BSc Chemistry

This course unit detail provides the framework for delivery in 21/22 and may be subject to change due to any additional Covid-19 impact.  Please see Blackboard / course unit related emails for any further updates.

This personalised learning unit allows students to choose three (CHEM30112) or six (CHEM30122) advanced chemistry topics.

The over-arching aim of the personalised learning unit is to prepare students for a professional career in Chemistry by expanding core chemistry knowledge into advanced topics to provide a wider and deeper understanding of particular areas of chemistry.

The key aims of each of the topics are:

Metals in Biology (I. Riddell) – This topic introduces students to the use of molecular design to acheive landmark advances in non-aqueous f-element synthetic chemistry.

Contemporary f-Element Chemistry (D. Mills) - This topic introduces students to the use of molecular design to achieve landmark advances in non-aqueous f-element synthesis chemistry.

Polymer Materials (P. M Budd) – This topic enables students to understand how the macromolecular structure of a polymer influences its material properties, and hence the ways in which it may be used.

Surface Analysis (A. Walton) - This topic introduces students to the fundamentals of surface science and the techniques used to gain atomic-scale understanding of surface chemistry.

Applied Optical Spectroscopy (A. Horn) - This topic introduces students to methods and instrumentation in optical spectroscopy, including application in surface, time-resolved and high-resolution spectroscopy.

Catalytic Asymmetric Reactions (P. Quayle) – This topic introduces students to the catalytic processes which are routinely used for the stereoselective synthesis of target molecules. This segment will build upon the use of stoichiometric, stereoselective processes, previously discussed in years one to three, for the synthesis of target molecules possessing one or more chiral centres.

Main Group Reagents in Synthesis (A.C Regan) – This topic introduces students to the use of boron-, silicon-, sulfur- and selenium-containing reagents in organic synthesis.

Solid State NMR: Principles and Applications (M.W. Anderson) - This segment enables students to

1. Introduce the fundamentals of NMR in the solid state as opposed to NMR in the liquid state.

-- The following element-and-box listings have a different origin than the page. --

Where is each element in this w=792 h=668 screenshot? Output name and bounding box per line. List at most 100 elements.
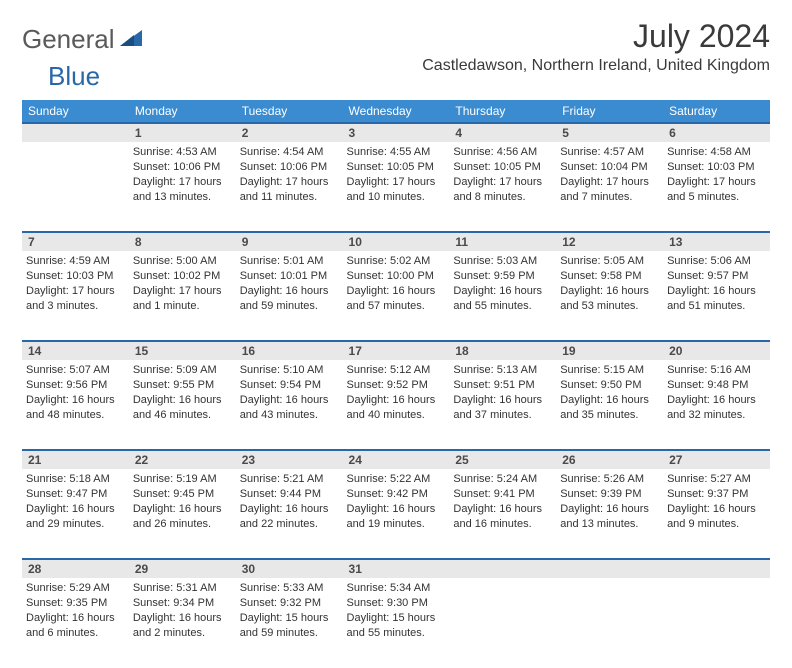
day-cell-line: and 59 minutes. xyxy=(240,626,339,641)
day-cell-line: Sunrise: 4:53 AM xyxy=(133,145,232,160)
day-header: Saturday xyxy=(663,100,770,123)
day-number-cell xyxy=(556,559,663,578)
day-number-cell: 5 xyxy=(556,123,663,142)
day-cell-line: Daylight: 16 hours xyxy=(26,502,125,517)
day-cell-line: Sunrise: 5:16 AM xyxy=(667,363,766,378)
day-cell-line: Daylight: 16 hours xyxy=(133,611,232,626)
day-cell: Sunrise: 5:06 AMSunset: 9:57 PMDaylight:… xyxy=(663,251,770,341)
day-cell-line: and 11 minutes. xyxy=(240,190,339,205)
day-cell-line: Sunset: 9:56 PM xyxy=(26,378,125,393)
day-cell: Sunrise: 5:00 AMSunset: 10:02 PMDaylight… xyxy=(129,251,236,341)
day-cell-line: Sunrise: 5:27 AM xyxy=(667,472,766,487)
day-cell-line: Daylight: 15 hours xyxy=(240,611,339,626)
day-number-cell: 11 xyxy=(449,232,556,251)
location: Castledawson, Northern Ireland, United K… xyxy=(422,57,770,75)
day-cell-line: Sunrise: 5:33 AM xyxy=(240,581,339,596)
day-cell: Sunrise: 5:21 AMSunset: 9:44 PMDaylight:… xyxy=(236,469,343,559)
day-cell-line: Sunrise: 5:26 AM xyxy=(560,472,659,487)
day-header: Sunday xyxy=(22,100,129,123)
day-cell-line: Daylight: 16 hours xyxy=(347,502,446,517)
day-cell-line: Sunrise: 5:03 AM xyxy=(453,254,552,269)
day-cell-line: Sunrise: 5:24 AM xyxy=(453,472,552,487)
day-cell-line: and 19 minutes. xyxy=(347,517,446,532)
day-body-row: Sunrise: 5:07 AMSunset: 9:56 PMDaylight:… xyxy=(22,360,770,450)
day-cell-line: Sunset: 9:44 PM xyxy=(240,487,339,502)
day-number-cell: 15 xyxy=(129,341,236,360)
day-header: Wednesday xyxy=(343,100,450,123)
day-cell-line: Daylight: 17 hours xyxy=(667,175,766,190)
day-cell: Sunrise: 4:54 AMSunset: 10:06 PMDaylight… xyxy=(236,142,343,232)
day-cell: Sunrise: 5:09 AMSunset: 9:55 PMDaylight:… xyxy=(129,360,236,450)
day-cell-line: and 59 minutes. xyxy=(240,299,339,314)
day-cell-line: Daylight: 17 hours xyxy=(560,175,659,190)
day-cell-line: Sunset: 9:59 PM xyxy=(453,269,552,284)
day-cell-line: Sunset: 9:58 PM xyxy=(560,269,659,284)
day-header: Thursday xyxy=(449,100,556,123)
day-cell-line: Daylight: 17 hours xyxy=(26,284,125,299)
day-cell-line: and 55 minutes. xyxy=(453,299,552,314)
day-cell-line: and 29 minutes. xyxy=(26,517,125,532)
day-cell-line: and 13 minutes. xyxy=(133,190,232,205)
day-cell-line: and 57 minutes. xyxy=(347,299,446,314)
day-cell-line: and 53 minutes. xyxy=(560,299,659,314)
day-cell-line: Sunrise: 5:06 AM xyxy=(667,254,766,269)
day-cell-line: Daylight: 16 hours xyxy=(26,393,125,408)
day-cell-line: Daylight: 17 hours xyxy=(240,175,339,190)
day-number-cell: 28 xyxy=(22,559,129,578)
day-cell-line: Sunrise: 5:31 AM xyxy=(133,581,232,596)
day-cell-line: Sunrise: 5:13 AM xyxy=(453,363,552,378)
day-cell-line: Daylight: 17 hours xyxy=(347,175,446,190)
day-number-cell: 20 xyxy=(663,341,770,360)
day-cell: Sunrise: 5:26 AMSunset: 9:39 PMDaylight:… xyxy=(556,469,663,559)
day-cell xyxy=(22,142,129,232)
day-cell: Sunrise: 4:56 AMSunset: 10:05 PMDaylight… xyxy=(449,142,556,232)
day-cell-line: Sunset: 9:52 PM xyxy=(347,378,446,393)
day-cell-line: and 43 minutes. xyxy=(240,408,339,423)
day-cell-line: Sunset: 9:42 PM xyxy=(347,487,446,502)
day-cell-line: Sunrise: 5:05 AM xyxy=(560,254,659,269)
day-cell-line: Sunrise: 5:07 AM xyxy=(26,363,125,378)
day-cell-line: Daylight: 16 hours xyxy=(26,611,125,626)
day-cell-line: Sunset: 9:30 PM xyxy=(347,596,446,611)
day-cell-line: and 3 minutes. xyxy=(26,299,125,314)
day-number-cell xyxy=(22,123,129,142)
day-number-cell: 18 xyxy=(449,341,556,360)
day-cell: Sunrise: 5:33 AMSunset: 9:32 PMDaylight:… xyxy=(236,578,343,668)
day-cell-line: Sunset: 9:35 PM xyxy=(26,596,125,611)
logo: General xyxy=(22,24,144,55)
day-number-row: 123456 xyxy=(22,123,770,142)
day-cell-line: Sunrise: 4:57 AM xyxy=(560,145,659,160)
day-number-cell: 9 xyxy=(236,232,343,251)
day-cell-line: and 9 minutes. xyxy=(667,517,766,532)
day-cell: Sunrise: 5:01 AMSunset: 10:01 PMDaylight… xyxy=(236,251,343,341)
day-cell-line: Sunset: 9:57 PM xyxy=(667,269,766,284)
day-cell-line: Daylight: 16 hours xyxy=(560,502,659,517)
day-cell: Sunrise: 4:53 AMSunset: 10:06 PMDaylight… xyxy=(129,142,236,232)
day-cell-line: Sunset: 9:50 PM xyxy=(560,378,659,393)
title-block: July 2024 Castledawson, Northern Ireland… xyxy=(422,18,770,81)
day-cell-line: Sunset: 10:04 PM xyxy=(560,160,659,175)
day-cell: Sunrise: 5:10 AMSunset: 9:54 PMDaylight:… xyxy=(236,360,343,450)
day-cell-line: Daylight: 17 hours xyxy=(133,175,232,190)
day-cell-line: Sunset: 9:32 PM xyxy=(240,596,339,611)
day-cell-line: and 26 minutes. xyxy=(133,517,232,532)
day-number-cell: 10 xyxy=(343,232,450,251)
day-cell-line: Daylight: 16 hours xyxy=(560,284,659,299)
day-cell-line: Daylight: 16 hours xyxy=(453,284,552,299)
day-cell-line: Sunset: 9:55 PM xyxy=(133,378,232,393)
day-cell-line: Sunrise: 4:55 AM xyxy=(347,145,446,160)
logo-text-blue: Blue xyxy=(48,61,100,92)
day-number-cell: 16 xyxy=(236,341,343,360)
day-cell-line: Sunrise: 5:34 AM xyxy=(347,581,446,596)
day-cell-line: Sunset: 10:06 PM xyxy=(133,160,232,175)
day-cell: Sunrise: 5:22 AMSunset: 9:42 PMDaylight:… xyxy=(343,469,450,559)
day-body-row: Sunrise: 4:59 AMSunset: 10:03 PMDaylight… xyxy=(22,251,770,341)
day-cell-line: Sunset: 9:47 PM xyxy=(26,487,125,502)
day-cell xyxy=(449,578,556,668)
day-number-cell: 19 xyxy=(556,341,663,360)
day-cell: Sunrise: 5:12 AMSunset: 9:52 PMDaylight:… xyxy=(343,360,450,450)
day-body-row: Sunrise: 5:18 AMSunset: 9:47 PMDaylight:… xyxy=(22,469,770,559)
day-cell-line: Daylight: 16 hours xyxy=(667,393,766,408)
day-cell-line: and 5 minutes. xyxy=(667,190,766,205)
day-number-cell: 2 xyxy=(236,123,343,142)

2. Explain the mechanisms of line-broadening in the solid state.

3. Describe methodologies for narrowing lines in the solid state.

4. Highlight specific applications of solid state NMR.

Problem solving, analytical skills, time management.

Each topic includes asynchronous and synchronous sessions.

Lecturing staff will provide Office Hours during the course

After the exam marking has been completed students are provided feedback.

Specific reading material will be provided separately for each topic.